An expanded view on DNA metabolism.
A. The DNA metabolism network for T. pallidum based on the integration of several experimental and bioinformatical data sets (see methods). T. pallidum proteins with a DNA metabolism related function (red nodes) are linked by interactions from several high-confidence protein interaction datasets. The color of the interactions indicates their source (see color key), e.g., all blue interactions were identified in our study (i.e. in T. pallidum) and are part of the high-confidence interaction dataset for T. pallidum (for detailed list see Table S3b). Proteins of other functional classes are included, when their association is supported by at least one additional evidence. Grey lines indicate support of an interaction by bioinformatical predictions (String database score>0.4). Proteins with orange borders have been shown to localize to the nucleoid. Proteins with a hexagonal shape have a tight bioinformatical link to a DNA metabolism protein (String database score>0.8). Proteins that are discussed in the text are shown in larger, blue font. B. Co-immunoprecipiation (coIP) experiments for a number of selected DNA metabolism interactions are shown (thick lines in network). The coIP is conducted with an anti-Myc antibody. For each coIP, the total input and the fractions after coIP are analyzed by Western Blot probing with an anti-HA and an anti-Myc antibody as indicated on the left of each blot. The empty Myc-tag vector “M-” is used as a control for unspecific binding of the HA-tagged protein. HA-tagged proteins are labeled with “H” and their gene name or gene number, e.g. “H4” in the first coIP corresponds to HA-tagged protein TP0004. Accordingly, Myc-tagged proteins are labeled with “M”, e.g. M-gyrB corresponds to Myc-tagged GyrB protein.
Table 2.
Novel functional assignments based on protein network and additional evidence.
Figure 5.
Interacting clusters of orthologous groups (“iCOG”) show phylogenetically conserved interaction patterns.

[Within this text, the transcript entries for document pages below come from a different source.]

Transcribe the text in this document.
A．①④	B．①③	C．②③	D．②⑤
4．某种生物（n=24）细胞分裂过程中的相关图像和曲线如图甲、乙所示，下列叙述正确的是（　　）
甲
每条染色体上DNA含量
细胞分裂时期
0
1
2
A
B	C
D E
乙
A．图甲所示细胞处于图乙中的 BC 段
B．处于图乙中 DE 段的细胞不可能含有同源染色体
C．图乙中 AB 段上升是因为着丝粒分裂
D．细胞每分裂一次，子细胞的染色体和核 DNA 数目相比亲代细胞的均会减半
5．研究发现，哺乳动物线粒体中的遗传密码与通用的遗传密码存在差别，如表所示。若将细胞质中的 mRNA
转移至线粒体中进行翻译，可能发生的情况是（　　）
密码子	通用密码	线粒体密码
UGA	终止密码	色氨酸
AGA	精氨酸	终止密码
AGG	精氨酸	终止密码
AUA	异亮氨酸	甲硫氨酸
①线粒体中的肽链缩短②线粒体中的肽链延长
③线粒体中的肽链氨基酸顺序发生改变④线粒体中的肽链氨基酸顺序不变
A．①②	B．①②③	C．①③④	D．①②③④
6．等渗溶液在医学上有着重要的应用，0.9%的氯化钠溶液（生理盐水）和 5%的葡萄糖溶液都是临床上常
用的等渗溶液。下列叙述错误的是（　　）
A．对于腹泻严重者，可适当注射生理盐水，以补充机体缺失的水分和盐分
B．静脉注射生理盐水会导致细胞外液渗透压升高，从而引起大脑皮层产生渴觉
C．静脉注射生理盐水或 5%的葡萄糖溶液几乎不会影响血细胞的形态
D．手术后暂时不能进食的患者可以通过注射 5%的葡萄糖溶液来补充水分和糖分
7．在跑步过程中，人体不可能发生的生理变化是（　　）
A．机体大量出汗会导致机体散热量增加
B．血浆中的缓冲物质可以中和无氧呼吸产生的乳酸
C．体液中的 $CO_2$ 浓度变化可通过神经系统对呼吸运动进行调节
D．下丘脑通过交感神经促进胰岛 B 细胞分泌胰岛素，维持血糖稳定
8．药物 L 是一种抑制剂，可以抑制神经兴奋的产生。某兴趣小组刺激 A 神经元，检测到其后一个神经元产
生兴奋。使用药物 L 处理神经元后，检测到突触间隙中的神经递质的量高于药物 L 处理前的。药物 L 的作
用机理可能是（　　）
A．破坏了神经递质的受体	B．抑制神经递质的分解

Each row of the shown profile corresponds to a species and each column corresponds to a pair of interacting protein families (i.e. iCOG), for which an interaction was found in the high-confidence T. pallidum data set. The protein families were defined based on the “cluster of orthologous genes” approach (COG) (see methods). With this, the profile shows for each interaction of the T. pallidum data set whether both interacting proteins, only one interacting protein or none of the interacting proteins are conserved in a given species (given row). For each species from the shown taxonomy (y-axis) and each iCOG, a conservation value is shown in the matrix. This conservation value indicates whether both COGs are conserved/absent in a given species or whether only one or the other COG is conserved (see left upper corner for color key). Overall, three distinct conservation regions are visible in the clustered matrix: #1, #2, and region #3-#6, which we subdivided somewhat arbitrarily into individual clusters #3-#6 with increasing conservation from left to right (note branches on tree above). This figure is also available as zoomable Figure S1 in PDF format in which individual species names and iCOGs can be seen.
Figure 6.
Prediction of interactions for other species based on T. pallidum high-confidence data sets.
Species (y-axis) are ordered according to taxonomy (broad groups are indicated) and the number of predicted interactions for each species based on two confidence score cut-offs (HCI 0.5 with score>0.5 and HCI 0.7 with score>0.7) is shown.